This week sees a quiet revolution, as the first Annual Tax Summaries hit the doormats of some 24 million people.
These Summaries will demonstrate how much individuals have paid in Income Tax and National Insurance, and how that money has been spent. Championed by Ben Gummer MP, the Summaries are a crucial step forward in opening up the tax-and-spend system to real scrutiny.
One of the many problems with the tax system is a lack of transparency – so taxpayers can’t see what their money is spent on. That makes it difficult for the public to scrutinise spending decisions; how can we judge value for money if we don’t know how much money has been spent on something?
If you pay £5 for a glass of wine at a restaurant, you expect £5 worth of value. That means you send it back if you’ve received a short measure, or if there’s lipstick on the glass, or if the wine is off. It’s very difficult to do that when it comes to tax, which means there’s less incentive for Government to ensure their services are up to scratch.

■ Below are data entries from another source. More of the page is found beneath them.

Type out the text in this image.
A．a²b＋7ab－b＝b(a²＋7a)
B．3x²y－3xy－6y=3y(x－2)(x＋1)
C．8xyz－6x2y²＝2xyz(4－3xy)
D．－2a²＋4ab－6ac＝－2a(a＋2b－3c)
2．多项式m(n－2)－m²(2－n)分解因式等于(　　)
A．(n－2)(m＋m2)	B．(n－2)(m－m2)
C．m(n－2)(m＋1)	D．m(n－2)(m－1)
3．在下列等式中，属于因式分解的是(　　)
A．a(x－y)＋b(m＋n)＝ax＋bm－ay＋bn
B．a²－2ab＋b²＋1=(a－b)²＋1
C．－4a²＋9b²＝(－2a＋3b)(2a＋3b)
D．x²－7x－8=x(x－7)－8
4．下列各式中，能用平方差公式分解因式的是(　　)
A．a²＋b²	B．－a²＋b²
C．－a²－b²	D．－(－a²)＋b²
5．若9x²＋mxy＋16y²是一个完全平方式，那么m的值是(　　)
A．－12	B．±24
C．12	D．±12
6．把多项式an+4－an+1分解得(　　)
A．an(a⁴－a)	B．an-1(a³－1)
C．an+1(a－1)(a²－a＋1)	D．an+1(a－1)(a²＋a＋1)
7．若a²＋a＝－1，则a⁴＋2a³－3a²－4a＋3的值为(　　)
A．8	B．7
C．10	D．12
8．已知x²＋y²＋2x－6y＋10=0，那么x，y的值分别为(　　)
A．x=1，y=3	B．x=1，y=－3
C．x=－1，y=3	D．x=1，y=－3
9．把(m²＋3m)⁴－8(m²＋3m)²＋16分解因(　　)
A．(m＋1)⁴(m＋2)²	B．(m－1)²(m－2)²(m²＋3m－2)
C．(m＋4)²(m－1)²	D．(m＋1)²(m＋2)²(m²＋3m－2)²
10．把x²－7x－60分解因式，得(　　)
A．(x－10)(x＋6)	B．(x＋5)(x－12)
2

The Summaries should, in part, change that. Furthermore, while they’ll still leave out all of the other taxes you pay – on everything from holiday insurance to a pint at the local – they will at least point out the anachronistic way we still consider Income Tax and National Insurance contributions to be somehow different. As we’ve written many times before, that’s simply not the case.
But the Summaries, nonetheless, will serve as a useful reminder that every penny spent by Government has to be raised by Government. Considering the size of our debt, let’s hope the Treasury remembers that too.